Heav'n has no Rage, like Love to Hatred turn'd,
Nor Hell a Fury, like a Woman scorn'd.
-- From "The Mourning Bride," by William Congreve, 1697

I'm going to take exception to Congreve here and argue that scorned women have nothing on scorned story-stock shareholders. Evidence of this phenomenon followed the Jan. 14 publication of my cautionary article on Hyperdynamics (AMEX: HDY). The comments I received over the next few days were generally nasty, condescending, or both. I was secretly short the stock or in league with short-sellers, said the critics. I was a clueless ass. I hadn't done any research. That kind of thing.

Well, today the stock is off roughly 22%, having tumbled as low as $3.75 from yesterday's close of $5.73 per share. I published my article on the day the stock hit its all-time high of $7.78. I must be very well-connected with nefarious market manipulators!

How we got here
To refresh everyone's memory, Hyperdynamics' stock price doubled from mid-December to mid-January. My contention was that this move was primarily driven by the announcement of a letter of intent with an unnamed independent E&P that would foot part of the bill for Hyperdynamics' proposed three-well drilling campaign offshore Guinea in late 2011.

My non-research told me that Hyperdynamics had seen a previous agreement with Repsol (NYSE: REP) fall apart. I floated the possibility of a repeat, stating that "if the current negotiations fall through, I expect the shares to take a dive."

That's exactly what has happened.

Did I call this one or what?
No, not really. I hashed out a valuation, assuming the letter of intent would be signed, and still found the shares to be on the fully valued side, given the frontier nature of the drilling program. But I at least considered the possibility of the letter not getting signed, and its implications for the share price. I have to assume most shareholders did not, given the sell-off today.
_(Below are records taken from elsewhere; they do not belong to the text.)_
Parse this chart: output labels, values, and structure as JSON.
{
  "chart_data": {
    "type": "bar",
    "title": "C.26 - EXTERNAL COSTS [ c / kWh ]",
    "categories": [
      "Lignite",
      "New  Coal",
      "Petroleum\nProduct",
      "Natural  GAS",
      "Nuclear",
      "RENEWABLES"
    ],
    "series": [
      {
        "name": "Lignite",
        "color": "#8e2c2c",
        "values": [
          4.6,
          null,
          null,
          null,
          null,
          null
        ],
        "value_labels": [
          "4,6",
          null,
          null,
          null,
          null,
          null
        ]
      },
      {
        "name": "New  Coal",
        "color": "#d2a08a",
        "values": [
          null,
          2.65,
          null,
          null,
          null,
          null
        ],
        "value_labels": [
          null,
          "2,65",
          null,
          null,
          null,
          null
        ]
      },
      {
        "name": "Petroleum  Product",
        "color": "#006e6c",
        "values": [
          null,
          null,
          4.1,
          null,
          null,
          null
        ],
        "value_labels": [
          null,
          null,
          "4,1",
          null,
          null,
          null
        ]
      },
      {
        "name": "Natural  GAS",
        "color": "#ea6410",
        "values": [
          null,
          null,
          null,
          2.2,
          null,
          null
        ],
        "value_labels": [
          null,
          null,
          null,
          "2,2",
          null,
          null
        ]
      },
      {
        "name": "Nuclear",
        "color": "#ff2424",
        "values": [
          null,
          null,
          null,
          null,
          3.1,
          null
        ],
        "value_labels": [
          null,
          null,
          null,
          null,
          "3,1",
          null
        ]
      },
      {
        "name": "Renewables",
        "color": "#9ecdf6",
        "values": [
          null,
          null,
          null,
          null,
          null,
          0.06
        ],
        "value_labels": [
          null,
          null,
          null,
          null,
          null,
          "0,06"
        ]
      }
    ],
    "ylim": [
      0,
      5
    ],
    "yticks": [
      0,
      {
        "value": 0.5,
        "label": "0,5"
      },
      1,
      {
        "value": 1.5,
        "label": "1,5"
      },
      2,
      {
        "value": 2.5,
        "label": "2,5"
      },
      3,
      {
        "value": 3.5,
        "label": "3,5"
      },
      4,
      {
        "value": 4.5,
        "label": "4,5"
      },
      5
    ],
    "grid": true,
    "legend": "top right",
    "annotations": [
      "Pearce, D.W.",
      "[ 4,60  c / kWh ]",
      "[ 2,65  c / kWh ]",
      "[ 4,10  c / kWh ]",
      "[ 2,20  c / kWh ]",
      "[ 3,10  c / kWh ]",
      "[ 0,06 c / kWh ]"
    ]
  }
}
This is why we invest -- or speculate -- with a margin of safety. Speculators (and I don't mean that in a pejorative sense) may not feel like the concepts developed by luminaries including Benjamin Graham and Warren Buffett apply to them, but they do.

There's a right way and a wrong way to do this
Intelligent speculation, just as with intelligent investing, means buying at a discount to your probability-weighted expected value. In other words, buying a stock or other security only when the odds of making money are tilted in your favor. The problem, of course, is that predicting the future is tricky. Speculative odds are therefore incredibly difficult, if not impossible, to handicap with any precision. That leads many speculators to throw probabilistic thinking out the window, shrug, and say things like "Downside is only 100%." That is a mistake.

Here's a quick example. If you figure you have 1-in-10 odds of making eight times your money (+700%), otherwise you lose it all (-100%), your expected return is -20%. That's a bad bet. You'd require the prospect of making more than 10 times your money to expect a positive result, given the same estimated odds. Only the latter situation would qualify under Graham's definition of intelligent speculation, assuming the estimated odds were arrived at through well-reasoned analysis. (I recommend his lecture on the subject, which you can read at this link.)

The upside in a speculative investment like Hyperdynamics, or Rare Element Resources (AMEX: REE) -- all of whose rare-earth element resources are classified as inferred, and therefore geologically speculative by definition -- or Oilsands Quest (AMEX: BQI) -- an emerging oil sands outfit that's been emerging, rather than producing oil, for longer than I can remember -- is tremendously appealing to our sense of greed. Greed is good, but only when others are fearful.

There is a time and a place for speculation, but it's typically not when everyone's jumping on the bandwagon. In the case of Hyperdynamics, a subset of shareholders has a cost basis of under a dollar a share. Those folks arguably speculated intelligently, assuming they did their research, and can afford to ride out this setback for the company. Those waiting until the shares had tripled following BlackRock's investment at $2 per share, on the other hand, did not leave themselves an adequate margin of safety.

I'm all for sprinkling one's portfolio with a little speculation, but I encourage my fellow Fools to be smart about it.